Una linea coerente contro l'inflazione

L’inflazione è la più iniqua delle tasse, secondo la definizione di Luigi Einaudi, perché colpisce maggiormente i redditi medio-bassi, che vanno necessariamente in gran parte in consumi. Vale la pena di ricordare questo punto e dunque la priorità della lotta contro l’inflazione, vista la confusione ancora esistente sulla questione. Negli anni passati quasi tutte le maggiori banche centrali, con il consenso di molti media e analisti, hanno implicitamente dato per scomparsa la categoria dell’inflazione alta (prezzi in forte aumento), esagerando nettamente nella lotta contro i rischi di deflazione (prezzi in diminuzione). Adesso che l’onda dei rincari si è incaricata di far finalmente cambiare linea agli istituti centrali, una parte degli opinionisti che hanno sbagliato sui rischi di deflazione indica, anziché riflettere sull’errore, che non bisogna combattere troppo contro l’inflazione.
Uno degli argomenti principali utilizzati da quanti fanno capire che le banche centrali devono essere molto più caute, o addirittura fermare gli aumenti dei tassi di interessi anti rincari, è che questa lotta contro l’inflazione porta alla recessione. Ma le cose non stanno necessariamente così, occorre chiarire su entrambi i versanti, inflazione e crescita/recessione. Una volta che è arrivata, l’inflazione alta (diciamo per capirci sopra la media annua del 2%) non si può far rientrare in poche mosse. A causa dalle precedenti politiche sbagliate delle banche centrali, delle strettoie post pandemia, delle tensioni geopolitiche e della guerra in Ucraina, di altri fattori ancora, il rincaro è andato abbondantemente oltre i limiti. In Svizzera meno che altrove, ma anche qui siamo sopra la nostra media.
L’attenuarsi di alcune delle cause indicate e i primi effetti degli aumenti dei tassi hanno permesso alcune graduali discese dell’inflazione. Ma ci sono ancora rimbalzi, a conferma del fatto che la battaglia contro il forte rincaro richiede tempo e coerenza. Le banche centrali possono e devono adattare la loro linea in modo da non colpire eccessivamente le economie, questo si sa; ma se ridiventassero troppo morbide, o addirittura fermassero totalmente l’azione sui tassi, ebbene creerebbero le condizioni per una permanenza ancora più lunga di un’inflazione elevata, con annessi e connessi. I sostenitori di una riduzione o di uno stop per la lotta al rincaro glissano su quello che è il rischio più consistente, cioè una recessione causata non dai tassi in aumento ma dal persistere di un’inflazione alta, che colpirebbe ancor più consumi e investimenti.
E qui siamo al discorso crescita/recessione.

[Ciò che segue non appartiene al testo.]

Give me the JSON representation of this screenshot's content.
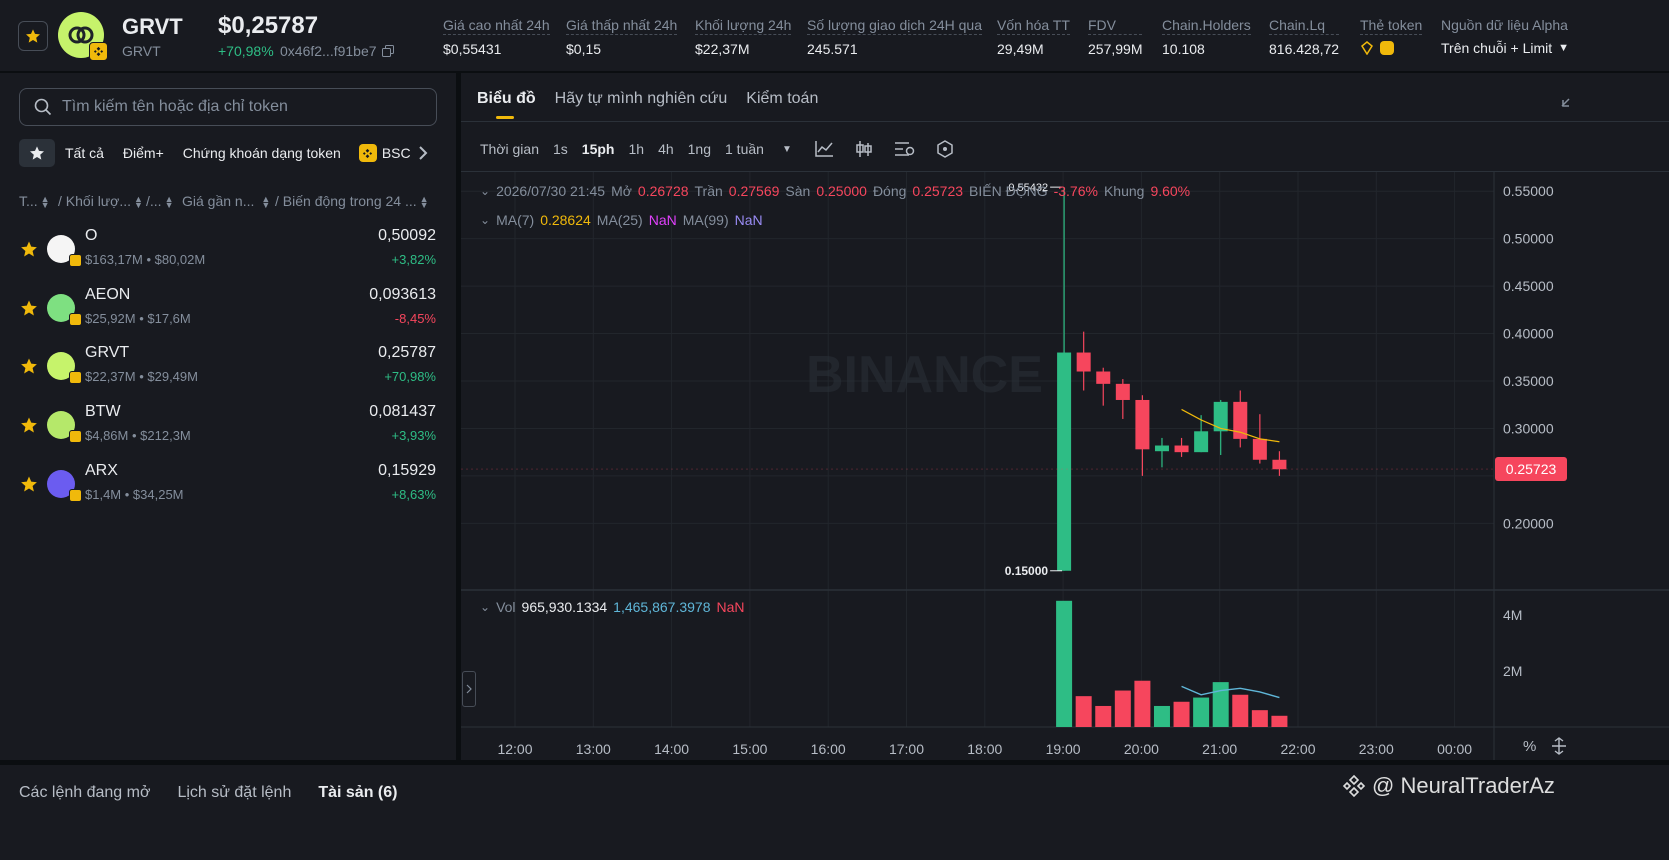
{
  "header": {
    "symbol": "GRVT",
    "name": "GRVT",
    "price": "$0,25787",
    "change": "+70,98%",
    "address": "0x46f2...f91be7",
    "stats": [
      {
        "label": "Giá cao nhất 24h",
        "value": "$0,55431"
      },
      {
        "label": "Giá thấp nhất 24h",
        "value": "$0,15"
      },
      {
        "label": "Khối lượng 24h",
        "value": "$22,37M"
      },
      {
        "label": "Số lượng giao dịch 24H qua",
        "value": "245.571"
      },
      {
        "label": "Vốn hóa TT",
        "value": "29,49M"
      },
      {
        "label": "FDV",
        "value": "257,99M"
      },
      {
        "label": "Chain.Holders",
        "value": "10.108"
      },
      {
        "label": "Chain.Lq",
        "value": "816.428,72"
      },
      {
        "label": "Thẻ token",
        "value": ""
      },
      {
        "label": "Nguồn dữ liệu Alpha",
        "value": "Trên chuỗi + Limit"
      }
    ]
  },
  "sidebar": {
    "search_placeholder": "Tìm kiếm tên hoặc địa chỉ token",
    "filters": [
      "Tất cả",
      "Điểm+",
      "Chứng khoán dạng token"
    ],
    "chain": "BSC",
    "columns": [
      "T...",
      "/ Khối lượ...",
      "/...",
      "Giá gần n...",
      "/ Biến động trong 24 ..."
    ],
    "tokens": [
      {
        "symbol": "O",
        "vol": "$163,17M",
        "mcap": "$80,02M",
        "price": "0,50092",
        "change": "+3,82%",
        "up": true,
        "color": "#f5f5f5"
      },
      {
        "symbol": "AEON",
        "vol": "$25,92M",
        "mcap": "$17,6M",
        "price": "0,093613",
        "change": "-8,45%",
        "up": false,
        "color": "#7ee081"
      },
      {
        "symbol": "GRVT",
        "vol": "$22,37M",
        "mcap": "$29,49M",
        "price": "0,25787",
        "change": "+70,98%",
        "up": true,
        "color": "#c6f36b"
      },
      {
        "symbol": "BTW",
        "vol": "$4,86M",
        "mcap": "$212,3M",
        "price": "0,081437",
        "change": "+3,93%",
        "up": true,
        "color": "#b5e86a"
      },
      {
        "symbol": "ARX",
        "vol": "$1,4M",
        "mcap": "$34,25M",
        "price": "0,15929",
        "change": "+8,63%",
        "up": true,
        "color": "#6b5cf0"
      }
    ]
  },
  "chart_panel": {
    "tabs": [
      "Biểu đồ",
      "Hãy tự mình nghiên cứu",
      "Kiểm toán"
    ],
    "timeframe_label": "Thời gian",
    "timeframes": [
      "1s",
      "15ph",
      "1h",
      "4h",
      "1ng",
      "1 tuần"
    ],
    "active_timeframe": "15ph",
    "ohlc": {
      "date": "2026/07/30 21:45",
      "open_label": "Mở",
      "open": "0.26728",
      "high_label": "Trần",
      "high": "0.27569",
      "low_label": "Sàn",
      "low": "0.25000",
      "close_label": "Đóng",
      "close": "0.25723",
      "change_label": "BIẾN ĐỘNG",
      "change": "-3.76%",
      "range_label": "Khung",
      "range": "9.60%"
    },
    "ma": {
      "ma7_label": "MA(7)",
      "ma7": "0.28624",
      "ma25_label": "MA(25)",
      "ma25": "NaN",
      "ma99_label": "MA(99)",
      "ma99": "NaN"
    },
    "vol_legend": {
      "label": "Vol",
      "v1": "965,930.1334",
      "v2": "1,465,867.3978",
      "v3": "NaN"
    },
    "watermark": "BINANCE",
    "percent_label": "%"
  },
  "chart_data": {
    "type": "candlestick",
    "interval": "15m",
    "price_axis": {
      "ticks": [
        "0.55000",
        "0.50000",
        "0.45000",
        "0.40000",
        "0.35000",
        "0.30000",
        "0.25000",
        "0.20000"
      ],
      "min": 0.135,
      "max": 0.565
    },
    "time_axis": {
      "ticks": [
        "12:00",
        "13:00",
        "14:00",
        "15:00",
        "16:00",
        "17:00",
        "18:00",
        "19:00",
        "20:00",
        "21:00",
        "22:00",
        "23:00",
        "00:00"
      ]
    },
    "high_marker": "0.55432",
    "low_marker": "0.15000",
    "last_price": "0.25723",
    "candles": [
      {
        "t": "19:00",
        "o": 0.15,
        "h": 0.554,
        "l": 0.15,
        "c": 0.38
      },
      {
        "t": "19:15",
        "o": 0.38,
        "h": 0.402,
        "l": 0.34,
        "c": 0.36
      },
      {
        "t": "19:30",
        "o": 0.36,
        "h": 0.364,
        "l": 0.324,
        "c": 0.347
      },
      {
        "t": "19:45",
        "o": 0.347,
        "h": 0.352,
        "l": 0.31,
        "c": 0.33
      },
      {
        "t": "20:00",
        "o": 0.33,
        "h": 0.335,
        "l": 0.25,
        "c": 0.278
      },
      {
        "t": "20:15",
        "o": 0.276,
        "h": 0.29,
        "l": 0.259,
        "c": 0.282
      },
      {
        "t": "20:30",
        "o": 0.282,
        "h": 0.29,
        "l": 0.27,
        "c": 0.275
      },
      {
        "t": "20:45",
        "o": 0.275,
        "h": 0.314,
        "l": 0.275,
        "c": 0.297
      },
      {
        "t": "21:00",
        "o": 0.297,
        "h": 0.33,
        "l": 0.272,
        "c": 0.328
      },
      {
        "t": "21:15",
        "o": 0.328,
        "h": 0.34,
        "l": 0.28,
        "c": 0.289
      },
      {
        "t": "21:30",
        "o": 0.289,
        "h": 0.315,
        "l": 0.263,
        "c": 0.267
      },
      {
        "t": "21:45",
        "o": 0.267,
        "h": 0.276,
        "l": 0.25,
        "c": 0.257
      }
    ],
    "ma7": [
      null,
      null,
      null,
      null,
      null,
      null,
      0.32,
      0.309,
      0.3,
      0.296,
      0.289,
      0.286
    ],
    "volume_axis": {
      "ticks": [
        "4M",
        "2M"
      ],
      "max": 4.6
    },
    "volume_unit": "M",
    "volume": [
      4.5,
      1.1,
      0.75,
      1.3,
      1.65,
      0.75,
      0.9,
      1.05,
      1.6,
      1.15,
      0.6,
      0.4
    ],
    "volume_ma": [
      null,
      null,
      null,
      null,
      null,
      null,
      1.45,
      1.15,
      1.3,
      1.38,
      1.25,
      1.05
    ],
    "colors": {
      "up": "#2ebd85",
      "down": "#f6465d",
      "ma7": "#f0b90b",
      "vol_ma": "#5fb6d8"
    }
  },
  "bottom": {
    "tabs": [
      "Các lệnh đang mở",
      "Lịch sử đặt lệnh",
      "Tài sản (6)"
    ],
    "active": 2
  },
  "overlay": {
    "watermark": "@ NeuralTraderAz"
  },
  "colors": {
    "up": "#2ebd85",
    "down": "#f6465d",
    "accent": "#f0b90b",
    "bg": "#0b0e11",
    "panel": "#181a20"
  }
}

Lo spauracchio di una recessione provocata dagli aumenti dei tassi viene agitato da molti mesi, senza che i dati forniscano conferme. C’è un rallentamento economico, questo sì. Ma una recessione vera, cioè annua, a livello mondiale e delle singole maggiori aree economiche non c’è stata nel 2022 e non è al momento prevista dalle principali istituzioni economiche né per il 2023 né per il 2024, nonostante si sappia ovviamente che i tassi di interesse saliranno ancora e che la velocità delle economie sarà contenuta. Non è detto quindi che ci debba essere il segno negativo annuo per le economie. Affermare che le economie della Svizzera e dell’Eurozona si sono fermate è un’inesattezza. La crescita zero di entrambe nel quarto trimestre 2022 è stata rispetto al trimestre precedente, ma in rapporto a un anno prima ci sono stati rispettivamente un +0,7% e un +1,8%. Senza considerare che per l’intero 2022, ed è ciò che più conta, la Svizzera ha registrato +2,1% e l’Eurozona +3,5%
Gli eccessi di pessimismo e le visioni sbagliate sulla lotta all’inflazione, che va portata avanti con coerenza, conducono a valutazioni affrettate e a indicazioni incomplete.